Even with limited data, machine learning models can provide useful predictions and significantly enhance the analytical component of construction project management. As historical data is expanded and cleaned up, it is possible to move to more complex models – for example, taking into account the type of construction, location, season of construction start and other factors.
Our simplified problem used three attributes for visualization in three-dimensional space, but real projects, on average, include hundreds or thousands of attributes (see the dataset from the chapter “Example of CAD (BIM) based big data”), which greatly increases the dimensionality of the space and the complexity of representing projects as vectors (Fig. 9.3-7).

Applying different algorithms to the same data set for project X, which has 40 apartments, 4 floors, and a complexity level of 7, yielded different predicted values. The linear regression algorithm predicted a completion time of 238 days and a cost of$ 3,042,338 (Fig. 9.3-4), while the k-NN algorithm predicted 250 days and$ 3,882,000 (Fig. 9.3-6).

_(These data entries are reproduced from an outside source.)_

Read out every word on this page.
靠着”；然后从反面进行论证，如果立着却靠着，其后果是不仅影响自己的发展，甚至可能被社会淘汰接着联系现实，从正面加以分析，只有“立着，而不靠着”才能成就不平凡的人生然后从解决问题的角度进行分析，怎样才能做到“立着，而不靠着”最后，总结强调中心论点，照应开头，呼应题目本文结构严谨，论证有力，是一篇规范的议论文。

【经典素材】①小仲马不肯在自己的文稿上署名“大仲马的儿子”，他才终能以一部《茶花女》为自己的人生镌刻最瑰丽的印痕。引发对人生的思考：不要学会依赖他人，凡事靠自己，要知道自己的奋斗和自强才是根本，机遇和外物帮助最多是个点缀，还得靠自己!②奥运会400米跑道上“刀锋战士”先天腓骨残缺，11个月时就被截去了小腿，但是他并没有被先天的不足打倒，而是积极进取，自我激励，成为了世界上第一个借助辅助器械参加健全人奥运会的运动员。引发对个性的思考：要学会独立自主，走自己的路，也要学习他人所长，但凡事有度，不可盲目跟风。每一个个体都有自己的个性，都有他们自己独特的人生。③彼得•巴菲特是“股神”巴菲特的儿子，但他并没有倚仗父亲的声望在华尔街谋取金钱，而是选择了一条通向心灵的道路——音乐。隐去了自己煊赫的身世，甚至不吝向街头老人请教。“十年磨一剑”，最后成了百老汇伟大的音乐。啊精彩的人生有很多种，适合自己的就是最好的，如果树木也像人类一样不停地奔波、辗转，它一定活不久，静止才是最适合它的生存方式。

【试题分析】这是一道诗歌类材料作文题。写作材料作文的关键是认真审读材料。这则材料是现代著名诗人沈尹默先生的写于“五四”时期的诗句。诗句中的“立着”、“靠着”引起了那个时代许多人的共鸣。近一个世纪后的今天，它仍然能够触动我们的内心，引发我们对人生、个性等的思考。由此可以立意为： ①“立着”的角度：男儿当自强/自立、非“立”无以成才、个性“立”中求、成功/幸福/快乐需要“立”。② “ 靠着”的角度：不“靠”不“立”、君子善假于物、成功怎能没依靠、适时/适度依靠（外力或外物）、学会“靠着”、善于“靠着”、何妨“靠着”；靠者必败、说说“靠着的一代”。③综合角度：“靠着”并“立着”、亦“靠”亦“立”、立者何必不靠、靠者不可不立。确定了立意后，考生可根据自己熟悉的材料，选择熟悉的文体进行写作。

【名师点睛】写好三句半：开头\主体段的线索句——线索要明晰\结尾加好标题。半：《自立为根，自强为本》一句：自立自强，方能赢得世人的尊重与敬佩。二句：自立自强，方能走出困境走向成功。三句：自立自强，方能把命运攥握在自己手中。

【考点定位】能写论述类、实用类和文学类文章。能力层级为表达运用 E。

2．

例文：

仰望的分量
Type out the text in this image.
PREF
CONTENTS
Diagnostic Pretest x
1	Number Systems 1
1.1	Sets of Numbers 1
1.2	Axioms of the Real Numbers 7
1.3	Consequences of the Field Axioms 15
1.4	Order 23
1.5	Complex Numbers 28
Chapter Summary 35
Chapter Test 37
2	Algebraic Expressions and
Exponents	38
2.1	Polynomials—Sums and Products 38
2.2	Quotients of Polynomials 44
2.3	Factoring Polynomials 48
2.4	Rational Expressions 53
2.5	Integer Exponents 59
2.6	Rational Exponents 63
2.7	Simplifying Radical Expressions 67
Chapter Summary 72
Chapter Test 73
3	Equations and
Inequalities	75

The accuracy of predictions obtained using machine learning models, directly depends on the volume and quality of the input data. The more projects are involved in training, and the more completely and accurately their characteristics (attributes) and results (labels) are represented, the higher the probability of obtaining reliable predictions with minimal error values.
Data preprocessing techniques play an important role in this process, including:
Normalization to bring features to a common scale;
Outlier detection and elimination that eliminates model distortion;
Coding of categorical attributes to allow manipulation of textual data;
Filling in missing values, increasing the stability of the model.
In addition, cross-validation methods are used to assess the generalizability of the model and its robustness to new datasets to detect overfitting and improve the reliability of the prediction.
Chaos is an order to be deciphered(J. Saramago, “Quotable Quote,”).
– José Saramago, “The Double”
Even if it seems to you that the chaos of your tasks cannot be described formally, know that any event in the world and especially construction processes are subject to mathematical laws, which may need support for calculating values not through strict formulas but with the help of statistics and historical data.
Both traditional estimates performed by estimating departments and machine learning models inevitably face uncertainty and potential sources of error. However, when sufficient quality data is available, machine learning models can demonstrate comparable and sometimes even higher prediction accuracy than expert estimates.
Machine learning is likely to become a reliable complementary tool for analysis, allowing to: refine calculations, propose alternative scenarios and identify hidden dependencies between project parameters. Such models will not claim to be universal, but they will soon occupy an important place in calculations and project decision-making processes. Machine learning technologies will not exclude the participation of engineers, estimators and analysts, but, on the contrary, will expand their capabilities by offering an additional point of view based on historical data.
If properly integrated into the business processes of construction companies, machine learning has the potential to become an important element in the management decision support system – not as a replacement for humans, but as an extension of their professional intuition and engineering logic.